Stage 1: Where the managee can perform a single, carefully – delineated task.
Stage 2: Where a managee can anticipate the manager’s future needs, in addition to
performing the above task.
Stage 3: Where the managee is able to participate meaningfully in planning, problem-solving
and evaluation of the task.
Stage 4: Where the managee is able to handle successfully the complete task from planning
to evaluation, without supervision and reinforcement.
Glaser summarizes the process of delegating as follows:
1. The manager identifies the task to be delegated and the competencies needed to
complete it. She is certain that she fully understands the task to be delegated.
2. The manager evaluates the managee’s developmental level and her probable stage of
readiness in relation to this specific task.
3. The manager divides the task into segments that generally fit the above four-stage
model.
4. The manager explains clearly to the managee what she wants done, how she wants it
done, why she wants it done, when it is to be completed and with whom the managee
is to interact.
5. Encouraging participation, the manager gains the managee’s commitment to the task.
6. The manager demonstrates trust and support throughout the process.
7. The manager and the managee together set up progress checkpoints.
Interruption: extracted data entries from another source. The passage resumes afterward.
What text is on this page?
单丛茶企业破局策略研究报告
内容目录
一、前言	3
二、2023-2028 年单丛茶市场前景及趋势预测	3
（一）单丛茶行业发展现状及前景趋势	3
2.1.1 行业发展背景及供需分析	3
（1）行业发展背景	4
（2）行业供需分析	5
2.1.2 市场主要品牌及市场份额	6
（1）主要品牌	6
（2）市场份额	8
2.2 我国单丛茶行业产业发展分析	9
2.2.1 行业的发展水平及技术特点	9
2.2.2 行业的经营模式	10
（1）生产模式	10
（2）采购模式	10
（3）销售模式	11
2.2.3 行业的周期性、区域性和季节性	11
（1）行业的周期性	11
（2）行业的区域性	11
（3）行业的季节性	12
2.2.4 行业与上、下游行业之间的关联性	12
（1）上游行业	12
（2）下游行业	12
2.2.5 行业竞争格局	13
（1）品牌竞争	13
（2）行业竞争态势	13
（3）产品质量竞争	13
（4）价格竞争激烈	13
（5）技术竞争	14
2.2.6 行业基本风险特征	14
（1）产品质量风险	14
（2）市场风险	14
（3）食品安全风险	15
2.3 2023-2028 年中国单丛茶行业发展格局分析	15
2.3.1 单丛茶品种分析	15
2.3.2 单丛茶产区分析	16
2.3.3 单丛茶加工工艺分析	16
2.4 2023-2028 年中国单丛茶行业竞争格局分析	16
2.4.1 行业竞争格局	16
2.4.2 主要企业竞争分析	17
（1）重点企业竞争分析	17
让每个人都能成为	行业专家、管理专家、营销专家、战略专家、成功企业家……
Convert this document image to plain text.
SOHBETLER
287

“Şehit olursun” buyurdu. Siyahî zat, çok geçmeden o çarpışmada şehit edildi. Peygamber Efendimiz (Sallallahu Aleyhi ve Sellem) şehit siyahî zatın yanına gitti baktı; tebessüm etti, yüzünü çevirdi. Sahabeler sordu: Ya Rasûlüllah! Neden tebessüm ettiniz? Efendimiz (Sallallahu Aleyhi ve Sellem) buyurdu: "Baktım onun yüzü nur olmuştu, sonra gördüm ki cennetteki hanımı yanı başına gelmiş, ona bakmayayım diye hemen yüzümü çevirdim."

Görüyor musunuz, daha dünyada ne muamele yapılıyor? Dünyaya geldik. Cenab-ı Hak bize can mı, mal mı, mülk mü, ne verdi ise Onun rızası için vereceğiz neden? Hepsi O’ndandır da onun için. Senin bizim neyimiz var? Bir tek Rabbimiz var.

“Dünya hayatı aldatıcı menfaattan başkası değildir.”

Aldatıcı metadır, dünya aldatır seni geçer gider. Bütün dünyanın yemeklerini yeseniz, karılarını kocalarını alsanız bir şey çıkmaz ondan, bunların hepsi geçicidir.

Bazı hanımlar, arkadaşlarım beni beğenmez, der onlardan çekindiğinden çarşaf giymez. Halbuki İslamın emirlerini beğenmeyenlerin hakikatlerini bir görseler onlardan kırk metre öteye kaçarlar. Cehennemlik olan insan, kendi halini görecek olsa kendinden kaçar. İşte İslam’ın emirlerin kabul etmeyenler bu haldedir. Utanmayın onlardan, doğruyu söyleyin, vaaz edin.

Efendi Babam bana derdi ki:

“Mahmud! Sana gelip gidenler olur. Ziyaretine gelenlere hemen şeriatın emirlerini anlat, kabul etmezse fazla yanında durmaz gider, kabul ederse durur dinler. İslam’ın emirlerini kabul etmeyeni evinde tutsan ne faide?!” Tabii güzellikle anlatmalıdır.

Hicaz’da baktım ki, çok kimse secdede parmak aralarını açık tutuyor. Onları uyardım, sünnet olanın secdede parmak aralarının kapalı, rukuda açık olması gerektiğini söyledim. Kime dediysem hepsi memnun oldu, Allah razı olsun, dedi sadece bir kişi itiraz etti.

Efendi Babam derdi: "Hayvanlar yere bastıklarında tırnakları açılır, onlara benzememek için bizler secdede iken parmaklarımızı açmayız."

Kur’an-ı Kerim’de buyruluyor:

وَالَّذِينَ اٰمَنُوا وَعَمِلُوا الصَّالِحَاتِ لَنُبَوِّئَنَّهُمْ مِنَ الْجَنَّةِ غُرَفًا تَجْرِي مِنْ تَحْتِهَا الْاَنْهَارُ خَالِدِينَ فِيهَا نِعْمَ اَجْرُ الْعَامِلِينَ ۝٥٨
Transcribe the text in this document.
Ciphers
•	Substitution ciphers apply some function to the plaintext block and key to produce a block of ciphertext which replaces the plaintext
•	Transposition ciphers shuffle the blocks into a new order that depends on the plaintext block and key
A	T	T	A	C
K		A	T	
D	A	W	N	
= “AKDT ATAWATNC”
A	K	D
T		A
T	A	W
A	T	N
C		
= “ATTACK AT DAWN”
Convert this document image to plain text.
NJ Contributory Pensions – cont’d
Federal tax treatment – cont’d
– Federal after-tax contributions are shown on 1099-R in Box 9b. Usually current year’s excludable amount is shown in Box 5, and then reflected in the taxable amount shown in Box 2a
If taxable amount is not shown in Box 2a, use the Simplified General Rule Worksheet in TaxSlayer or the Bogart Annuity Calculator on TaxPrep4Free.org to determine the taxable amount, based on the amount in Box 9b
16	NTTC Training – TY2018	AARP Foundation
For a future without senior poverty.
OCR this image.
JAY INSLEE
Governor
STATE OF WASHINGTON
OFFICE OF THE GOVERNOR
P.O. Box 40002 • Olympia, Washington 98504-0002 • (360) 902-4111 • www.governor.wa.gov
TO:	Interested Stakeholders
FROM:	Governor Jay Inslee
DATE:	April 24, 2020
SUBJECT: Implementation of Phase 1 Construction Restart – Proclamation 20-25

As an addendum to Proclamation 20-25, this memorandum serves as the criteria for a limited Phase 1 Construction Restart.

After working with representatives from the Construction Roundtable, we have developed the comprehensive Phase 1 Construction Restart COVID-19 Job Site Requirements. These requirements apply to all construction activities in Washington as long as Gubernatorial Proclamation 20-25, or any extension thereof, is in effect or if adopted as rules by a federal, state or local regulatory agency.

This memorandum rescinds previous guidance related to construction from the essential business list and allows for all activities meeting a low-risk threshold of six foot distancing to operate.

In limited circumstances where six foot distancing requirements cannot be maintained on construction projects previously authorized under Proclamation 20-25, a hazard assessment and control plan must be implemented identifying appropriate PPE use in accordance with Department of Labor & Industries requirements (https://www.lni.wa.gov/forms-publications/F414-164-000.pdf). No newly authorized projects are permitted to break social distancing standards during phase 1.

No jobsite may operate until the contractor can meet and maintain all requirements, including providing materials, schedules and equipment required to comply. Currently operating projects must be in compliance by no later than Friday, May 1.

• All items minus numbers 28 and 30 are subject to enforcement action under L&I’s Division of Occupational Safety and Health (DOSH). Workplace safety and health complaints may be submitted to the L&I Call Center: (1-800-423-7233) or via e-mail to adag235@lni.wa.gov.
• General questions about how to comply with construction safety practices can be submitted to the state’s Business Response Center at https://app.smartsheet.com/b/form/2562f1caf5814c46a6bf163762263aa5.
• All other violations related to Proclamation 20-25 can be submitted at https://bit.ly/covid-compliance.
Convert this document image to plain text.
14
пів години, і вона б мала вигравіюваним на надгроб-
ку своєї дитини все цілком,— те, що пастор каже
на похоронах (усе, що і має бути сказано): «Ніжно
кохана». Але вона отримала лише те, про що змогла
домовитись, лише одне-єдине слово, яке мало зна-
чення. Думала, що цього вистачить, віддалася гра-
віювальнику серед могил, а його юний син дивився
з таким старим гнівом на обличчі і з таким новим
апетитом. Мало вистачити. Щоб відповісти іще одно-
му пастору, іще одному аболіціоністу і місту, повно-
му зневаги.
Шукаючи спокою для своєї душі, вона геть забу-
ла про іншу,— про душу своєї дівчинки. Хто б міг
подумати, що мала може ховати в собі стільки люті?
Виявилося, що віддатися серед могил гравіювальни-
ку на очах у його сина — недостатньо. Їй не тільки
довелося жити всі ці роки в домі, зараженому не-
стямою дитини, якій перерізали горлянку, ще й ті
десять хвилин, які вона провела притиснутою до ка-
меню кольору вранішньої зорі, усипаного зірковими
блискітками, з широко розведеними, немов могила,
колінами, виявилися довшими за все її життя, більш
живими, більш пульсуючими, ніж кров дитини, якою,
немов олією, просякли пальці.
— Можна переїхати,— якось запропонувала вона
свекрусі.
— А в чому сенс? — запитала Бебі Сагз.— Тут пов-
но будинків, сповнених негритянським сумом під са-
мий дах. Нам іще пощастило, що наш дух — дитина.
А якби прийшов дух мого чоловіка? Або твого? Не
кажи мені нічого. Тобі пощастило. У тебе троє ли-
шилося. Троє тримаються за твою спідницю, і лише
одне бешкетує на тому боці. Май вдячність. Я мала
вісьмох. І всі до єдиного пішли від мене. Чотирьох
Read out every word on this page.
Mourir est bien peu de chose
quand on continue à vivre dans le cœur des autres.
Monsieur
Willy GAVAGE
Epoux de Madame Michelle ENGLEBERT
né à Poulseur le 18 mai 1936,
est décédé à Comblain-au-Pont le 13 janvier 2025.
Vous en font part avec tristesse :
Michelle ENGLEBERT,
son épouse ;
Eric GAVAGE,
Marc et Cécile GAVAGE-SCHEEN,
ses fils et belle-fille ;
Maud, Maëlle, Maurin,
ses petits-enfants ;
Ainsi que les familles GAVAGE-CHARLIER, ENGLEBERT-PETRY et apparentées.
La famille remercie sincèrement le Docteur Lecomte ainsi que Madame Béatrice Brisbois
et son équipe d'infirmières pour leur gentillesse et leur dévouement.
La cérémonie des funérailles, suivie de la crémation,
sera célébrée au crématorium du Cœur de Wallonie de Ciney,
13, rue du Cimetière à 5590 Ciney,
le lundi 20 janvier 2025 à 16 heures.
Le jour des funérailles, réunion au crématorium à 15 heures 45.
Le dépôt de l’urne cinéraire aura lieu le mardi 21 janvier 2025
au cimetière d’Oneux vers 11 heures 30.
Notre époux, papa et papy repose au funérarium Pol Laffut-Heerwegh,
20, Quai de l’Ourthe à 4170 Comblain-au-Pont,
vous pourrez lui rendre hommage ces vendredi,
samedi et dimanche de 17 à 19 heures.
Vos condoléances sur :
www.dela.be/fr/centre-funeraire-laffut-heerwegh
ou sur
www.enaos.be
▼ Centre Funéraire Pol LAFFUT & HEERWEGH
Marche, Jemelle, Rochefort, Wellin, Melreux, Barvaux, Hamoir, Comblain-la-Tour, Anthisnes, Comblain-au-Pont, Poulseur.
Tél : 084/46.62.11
8. The manager and the managee, jointly review the work. The manager reinforces
correctly – implemented tasks or parts of tasks.
5.6 Mentoring
The term ‘mentor’ is thus credited with the connotation of an advisor or a wise
person. While the agenda for coaching arises from the manager’s concerns, the agenda for
mentoring, like counselling, must answer the managee concerns. A long time ago, some wise
person coined five factors of production. These were, Money, Material, Machines, Men and
Management.
Mentoring is important to a management in its task of optimizing human resource to
make the productive process or the work system, maximally efficient, economic and
effective.
There are organizations that consider human beings as having a value over and above
that of a factor of production and believe in their development and welfare as such. To fulfil
this value, then, they experience the need for a suitable nurturing mechanism for the human
beings associated in their business – other than what the supervisors can do in their normal
course. Mentoring is one such mechanism. To realize the full potential of mentoring and to
avoid or reduce tension between the supervisor’s primary concern for production and her
consequent concern for people, they vest the role of a mentor in another suitable functionary
of the organization, other than the supervisor.
5.6.1 Objectives of Mentoring Process
Bridge communication gap
Model behavioural norms
Listen to personal and job concerns
Help mentee in searching alternative solutions for her problem(s)
Respond to mentees’ emotional needs without making her dependent on the mentor in the
long term. In fact, the mentor must work herself out of this role in respect of a individual
mentee as soon as possible – by quickly making the mentee self-reliant in handling her
problems in organization.
Perpetuate organizational culture and values.
Promote a sense of belonging to commitment to and nurture emotional integration with
organization.
Improve psychological maturity and effectiveness of both the mentor and the mentee.